20220924(b) – Crown Point State Historic Site, New York

SATURDAY 24 September

This is the second of two posts for this date, the “B side” so to speak.  The ‘A’  post was about our very enjoyable morning visit to the amazing Original Series Star Trek Experience in Ticonderoga, New York.  We returned to the trailer afterwards to open it up and let it air/dry out as the forecast for temperatures in the upper 60’s and no threat of rain.  We then headed back up NY-9N all the way to the Crown Point State Historic Site (SHS) at the Lake Champlain Bridge to Vermont.

Crown Point SHS is both a historical landmark and archeological site that was gifted to New York State in 1910 for preservation.  Based on the brochure/map we received, it is jointly managed by New York State Parks, Recreation, and Historic Preservation, and the New York Department of Environmental Conservation.

The main reason the site exists is the presence of the ruins of two military fortifications:  Fort St. Frédéric (French; construction 1734–1737; occupation 1737–1759; destroyed and abandoned 1759), and His Majesty’s Fort of Crown Point (British; construction 1759–1763; occupation 1763–1775, 1776–

1783).  The site has a trail system that leads visitors to some of the outlying features, or just provides nice walking paths.  There is also a small museum building.  The site was free to enter, but the museum was $4 admission per person.  We skipped the museum, but not because of the cost.  The historical significance of this site, however, was older than just European powers vying for control of northeastern North America.  From the brochure/map:

“The Landscape before you has served as a boundary between cultures for hundreds of years.  It delineated territories between the Kanien Kehaka (Mohawk) Nation of the Haudenosaunee (Iroquois) Confederacy to the West and the Abenaki Nation of the Algonquian peoples to the East.

Samuel de Champlain was the first known European to travel this vast lake in 1609.  Waterways were the dominant transport routes in the seventeenth century, and command of this narrow channel could control trade and settlement between Montreal and New York City.  Since 1731, this area has been occupied by Indigenous, French, British, and Colonial forces all competing for strategic and commercial control of this corridor.”

I would add that the site occupies the northern tip of small peninsula with nice views of Lake Champlain, New York and Vermont.

Following are eight photos from our visit, all shot with the SONY SLT a99v (DSLR).  They are not a complete visual documentation, just a few photos that I liked.

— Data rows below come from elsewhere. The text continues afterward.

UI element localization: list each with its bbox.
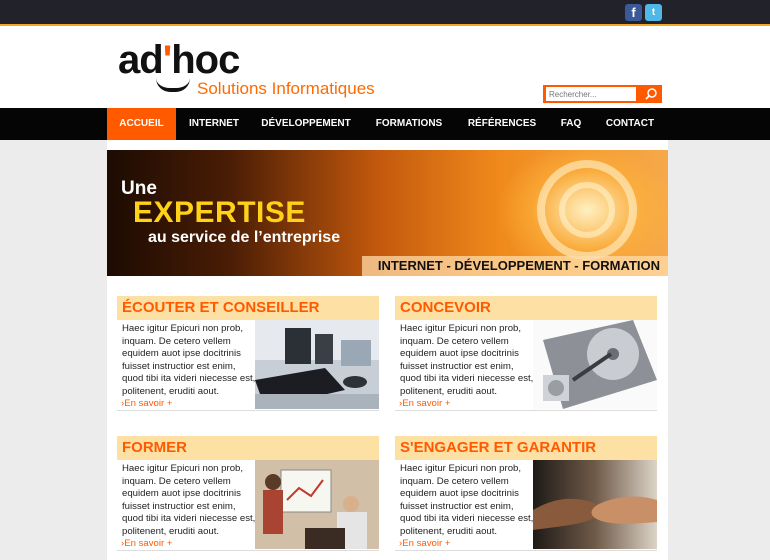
training-meeting-photo	[255, 460, 379, 549]
logo-smile-icon	[156, 78, 190, 92]
card-text: Haec igitur Epicuri non prob, inquam. De…	[122, 323, 256, 397]
main-nav: ACCUEIL INTERNET DÉVELOPPEMENT FORMATION…	[0, 108, 770, 140]
banner-headline: EXPERTISE	[133, 196, 306, 229]
logo-apostrophe: '	[162, 38, 172, 82]
banner-line-3: au service de l’entreprise	[148, 229, 341, 246]
card-concevoir: CONCEVOIR Haec igitur Epicuri non prob, …	[395, 296, 657, 411]
card-title: ÉCOUTER ET CONSEILLER	[117, 296, 379, 320]
read-more-link[interactable]: ›En savoir +	[399, 398, 450, 409]
logo-subtitle: Solutions Informatiques	[197, 79, 375, 98]
search-button[interactable]	[639, 85, 662, 103]
main-content: Une EXPERTISE au service de l’entreprise…	[107, 140, 668, 560]
card-title: S'ENGAGER ET GARANTIR	[395, 436, 657, 460]
card-text: Haec igitur Epicuri non prob, inquam. De…	[400, 463, 534, 537]
twitter-icon[interactable]: t	[645, 4, 662, 21]
header: ad'hoc Solutions Informatiques	[0, 26, 770, 108]
card-title: CONCEVOIR	[395, 296, 657, 320]
facebook-icon[interactable]: f	[625, 4, 642, 21]
nav-item-faq[interactable]: FAQ	[553, 108, 589, 140]
nav-item-references[interactable]: RÉFÉRENCES	[464, 108, 540, 140]
hero-banner[interactable]: Une EXPERTISE au service de l’entreprise…	[107, 150, 668, 276]
at-sign-inner-graphic	[559, 182, 615, 238]
logo-text-hoc: hoc	[171, 38, 240, 82]
card-former: FORMER Haec igitur Epicuri non prob, inq…	[117, 436, 379, 551]
nav-item-contact[interactable]: CONTACT	[600, 108, 660, 140]
nav-item-internet[interactable]: INTERNET	[180, 108, 248, 140]
hard-drive-photo	[533, 320, 657, 409]
card-title: FORMER	[117, 436, 379, 460]
top-bar: f t	[0, 0, 770, 26]
nav-item-formations[interactable]: FORMATIONS	[370, 108, 448, 140]
read-more-link[interactable]: ›En savoir +	[121, 398, 172, 409]
search-input[interactable]	[546, 87, 636, 101]
card-text: Haec igitur Epicuri non prob, inquam. De…	[400, 323, 534, 397]
banner-tagline: INTERNET - DÉVELOPPEMENT - FORMATION	[362, 256, 668, 276]
read-more-link[interactable]: ›En savoir +	[399, 538, 450, 549]
search-box	[543, 85, 662, 103]
read-more-link[interactable]: ›En savoir +	[121, 538, 172, 549]
nav-item-accueil[interactable]: ACCUEIL	[107, 108, 176, 140]
search-icon	[644, 88, 657, 100]
logo-text-ad: ad	[118, 38, 164, 82]
nav-item-developpement[interactable]: DÉVELOPPEMENT	[256, 108, 356, 140]
handshake-photo	[533, 460, 657, 549]
card-ecouter: ÉCOUTER ET CONSEILLER Haec igitur Epicur…	[117, 296, 379, 411]
logo[interactable]: ad'hoc	[118, 38, 240, 82]
card-text: Haec igitur Epicuri non prob, inquam. De…	[122, 463, 256, 537]
card-engager: S'ENGAGER ET GARANTIR Haec igitur Epicur…	[395, 436, 657, 551]
computer-keyboard-photo	[255, 320, 379, 409]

Remnants of the double wall that outlined the French fort.  The grassy area in-between was a walkway known as a terreplein (pronounced ‘tear-a-plane’).

The circular brickworks were the bases of four bee hive bread ovens.  They had the capacity bake 900 loaves of bread every day.  The modern Lake Champlain Bridge in the background on the right.

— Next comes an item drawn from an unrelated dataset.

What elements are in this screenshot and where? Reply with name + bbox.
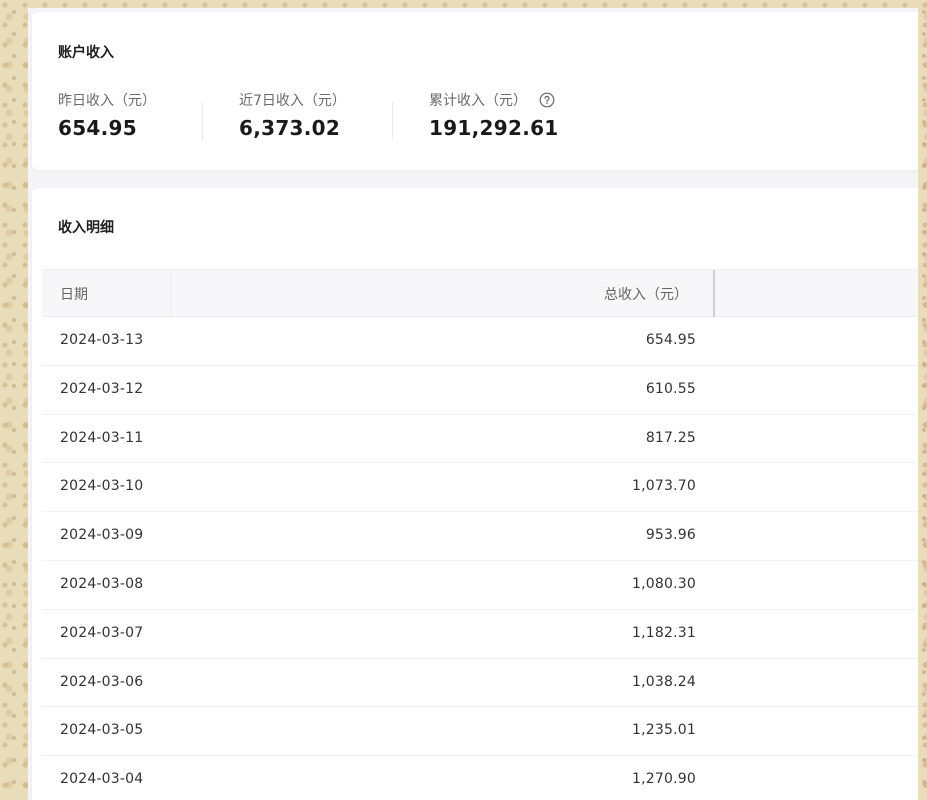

Linda looks at a pile of rubble and the remains of walls that were the Tower Redoubt / Citadel in the north bastion of the French fort.  It had 12-foot-thick walls that were six stories high.

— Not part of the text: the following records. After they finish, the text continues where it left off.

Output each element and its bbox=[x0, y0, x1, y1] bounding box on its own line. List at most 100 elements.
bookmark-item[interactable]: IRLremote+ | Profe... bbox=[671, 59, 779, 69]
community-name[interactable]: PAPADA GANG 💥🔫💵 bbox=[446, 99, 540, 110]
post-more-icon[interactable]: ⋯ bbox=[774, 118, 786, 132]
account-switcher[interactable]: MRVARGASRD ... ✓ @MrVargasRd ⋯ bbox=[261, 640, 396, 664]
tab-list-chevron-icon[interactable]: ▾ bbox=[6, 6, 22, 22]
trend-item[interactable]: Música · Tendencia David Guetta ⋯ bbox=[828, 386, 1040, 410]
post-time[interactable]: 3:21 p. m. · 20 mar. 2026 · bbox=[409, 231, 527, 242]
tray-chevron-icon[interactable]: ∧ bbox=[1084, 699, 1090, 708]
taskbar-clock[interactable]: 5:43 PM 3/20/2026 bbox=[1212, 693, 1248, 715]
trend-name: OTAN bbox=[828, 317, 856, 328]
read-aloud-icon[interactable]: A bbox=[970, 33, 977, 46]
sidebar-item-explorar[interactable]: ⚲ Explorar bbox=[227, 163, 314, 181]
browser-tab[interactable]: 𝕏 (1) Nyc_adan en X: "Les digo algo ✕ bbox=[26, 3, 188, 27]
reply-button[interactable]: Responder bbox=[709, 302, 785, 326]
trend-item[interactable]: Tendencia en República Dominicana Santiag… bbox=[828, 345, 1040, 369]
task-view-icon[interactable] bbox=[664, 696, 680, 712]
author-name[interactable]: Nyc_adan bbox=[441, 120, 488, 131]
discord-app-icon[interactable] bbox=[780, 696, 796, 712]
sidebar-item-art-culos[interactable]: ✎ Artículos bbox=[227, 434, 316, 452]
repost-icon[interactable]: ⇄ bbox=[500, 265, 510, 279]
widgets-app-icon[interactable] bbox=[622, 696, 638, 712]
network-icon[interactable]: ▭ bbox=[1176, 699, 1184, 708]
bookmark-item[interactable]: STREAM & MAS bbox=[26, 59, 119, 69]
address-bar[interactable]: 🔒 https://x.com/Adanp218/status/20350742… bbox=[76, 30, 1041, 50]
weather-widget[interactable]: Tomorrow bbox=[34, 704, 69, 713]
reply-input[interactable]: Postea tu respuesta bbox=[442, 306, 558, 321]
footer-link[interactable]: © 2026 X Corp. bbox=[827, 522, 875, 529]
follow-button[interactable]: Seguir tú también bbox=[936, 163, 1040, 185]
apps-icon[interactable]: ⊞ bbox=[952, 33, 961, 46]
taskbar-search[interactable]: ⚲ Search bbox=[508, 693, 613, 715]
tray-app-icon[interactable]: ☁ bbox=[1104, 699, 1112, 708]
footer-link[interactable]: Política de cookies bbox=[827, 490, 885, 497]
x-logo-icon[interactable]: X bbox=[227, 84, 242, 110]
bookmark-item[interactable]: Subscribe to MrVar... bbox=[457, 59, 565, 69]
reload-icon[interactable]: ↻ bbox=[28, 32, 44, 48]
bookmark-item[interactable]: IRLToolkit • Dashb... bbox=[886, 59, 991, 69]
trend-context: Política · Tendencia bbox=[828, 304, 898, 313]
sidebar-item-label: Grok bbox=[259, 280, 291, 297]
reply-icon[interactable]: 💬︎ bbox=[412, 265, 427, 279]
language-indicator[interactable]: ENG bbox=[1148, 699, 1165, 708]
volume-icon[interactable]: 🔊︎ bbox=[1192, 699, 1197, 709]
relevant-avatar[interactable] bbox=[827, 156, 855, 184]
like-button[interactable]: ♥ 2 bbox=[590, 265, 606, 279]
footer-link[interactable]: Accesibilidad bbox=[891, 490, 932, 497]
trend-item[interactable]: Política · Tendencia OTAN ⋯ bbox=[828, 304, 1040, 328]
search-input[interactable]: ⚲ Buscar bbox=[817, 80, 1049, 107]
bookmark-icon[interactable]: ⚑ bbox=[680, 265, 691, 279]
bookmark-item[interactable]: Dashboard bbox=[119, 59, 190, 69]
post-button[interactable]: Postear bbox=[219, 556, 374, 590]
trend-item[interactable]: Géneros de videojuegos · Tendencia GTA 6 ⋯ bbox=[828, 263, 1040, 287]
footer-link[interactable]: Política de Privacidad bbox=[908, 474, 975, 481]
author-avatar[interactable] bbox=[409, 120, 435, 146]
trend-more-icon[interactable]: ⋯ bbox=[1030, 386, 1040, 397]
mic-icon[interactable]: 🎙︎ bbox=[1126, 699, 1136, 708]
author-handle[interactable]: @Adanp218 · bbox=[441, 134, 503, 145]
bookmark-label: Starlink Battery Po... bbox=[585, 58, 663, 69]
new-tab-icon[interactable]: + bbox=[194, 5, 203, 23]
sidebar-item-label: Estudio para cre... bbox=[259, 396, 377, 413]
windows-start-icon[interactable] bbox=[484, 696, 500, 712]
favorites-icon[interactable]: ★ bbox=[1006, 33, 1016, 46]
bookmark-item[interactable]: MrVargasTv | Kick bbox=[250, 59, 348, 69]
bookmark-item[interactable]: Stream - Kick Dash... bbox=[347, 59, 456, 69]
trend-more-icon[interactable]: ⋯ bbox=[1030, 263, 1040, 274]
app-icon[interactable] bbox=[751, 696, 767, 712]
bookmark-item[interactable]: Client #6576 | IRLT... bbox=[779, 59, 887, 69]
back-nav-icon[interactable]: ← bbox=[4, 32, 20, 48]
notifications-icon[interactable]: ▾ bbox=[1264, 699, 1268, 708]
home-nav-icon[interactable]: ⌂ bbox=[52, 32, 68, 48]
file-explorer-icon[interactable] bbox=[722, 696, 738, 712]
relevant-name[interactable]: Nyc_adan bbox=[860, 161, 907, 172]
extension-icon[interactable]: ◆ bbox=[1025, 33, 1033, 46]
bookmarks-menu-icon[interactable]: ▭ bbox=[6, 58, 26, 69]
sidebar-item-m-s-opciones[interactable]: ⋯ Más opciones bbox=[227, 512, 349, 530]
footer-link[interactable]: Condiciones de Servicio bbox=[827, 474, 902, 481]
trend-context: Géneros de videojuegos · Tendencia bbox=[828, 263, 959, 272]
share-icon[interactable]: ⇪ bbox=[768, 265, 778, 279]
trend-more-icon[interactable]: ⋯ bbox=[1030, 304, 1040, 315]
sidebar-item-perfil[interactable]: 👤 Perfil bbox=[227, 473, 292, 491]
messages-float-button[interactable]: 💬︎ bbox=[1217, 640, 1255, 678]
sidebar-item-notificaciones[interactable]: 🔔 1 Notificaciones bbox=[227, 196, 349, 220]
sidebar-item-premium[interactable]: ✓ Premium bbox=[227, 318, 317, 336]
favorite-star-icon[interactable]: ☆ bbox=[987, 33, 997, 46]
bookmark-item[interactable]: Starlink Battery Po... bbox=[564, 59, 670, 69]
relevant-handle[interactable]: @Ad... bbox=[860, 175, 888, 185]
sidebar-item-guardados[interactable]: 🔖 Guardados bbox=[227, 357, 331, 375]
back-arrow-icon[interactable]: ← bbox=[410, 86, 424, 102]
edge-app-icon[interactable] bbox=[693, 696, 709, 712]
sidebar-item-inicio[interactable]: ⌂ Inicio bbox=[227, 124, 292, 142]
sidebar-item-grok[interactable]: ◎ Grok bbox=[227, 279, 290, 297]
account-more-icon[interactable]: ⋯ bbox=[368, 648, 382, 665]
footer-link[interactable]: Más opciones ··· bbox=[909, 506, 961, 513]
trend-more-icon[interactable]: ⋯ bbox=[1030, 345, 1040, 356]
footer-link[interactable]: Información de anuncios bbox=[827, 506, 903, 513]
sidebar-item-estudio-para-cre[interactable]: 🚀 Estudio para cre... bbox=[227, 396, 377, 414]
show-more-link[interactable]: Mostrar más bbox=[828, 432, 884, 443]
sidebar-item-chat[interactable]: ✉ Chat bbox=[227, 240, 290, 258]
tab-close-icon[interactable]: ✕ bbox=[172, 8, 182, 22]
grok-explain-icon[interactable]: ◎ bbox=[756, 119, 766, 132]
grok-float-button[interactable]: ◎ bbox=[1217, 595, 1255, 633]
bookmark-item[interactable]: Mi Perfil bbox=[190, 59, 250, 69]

The west Bastion of the French fort.

Looking south through the entry to His Majesty’s Fort of Crown Point on the north wall of the fort.  The stone building on the far side of the parade ground was the ‘soldiers’ barracks (as opposed to the ‘officers’ barracks).

The soldiers’ barracks on the right (in shade) and the officers’ barracks (distant, in light).  The entry to the fort is to the left of the officers’ barracks.  The fort enclosed over seven acres, making it one of the largest forts built by the British in North America.

The stonework was very impressive.    According to the brochure/map, “It took more than 3,000 carpenters, masons, and soldiers four years to complete construction of the British fort.  Walls were constructed of squared logs that rose twenty-seven feet above the stone foundation.

The two stone columns and rubble lying along the west wall of the fort are the remnants of a second soldiers’ barracks that was never completed.  Part of Lake Champlain is visible, with some of New York’s Adirondack mountains beyond.  Crown Point is at the southernmost extent of the ‘wide’ portion of the Lake, which narrows at this point but extends farther south for a considerable distance to Whitehall, New York.  The Lake drains to the north via the Richelieu River which flows into the St. Lawrence River at Sorel-Tracy, Quebec, northeast and downstream of Montreal, Quebec.  The Champlain Canal connects the lake to the Hudson River to the south.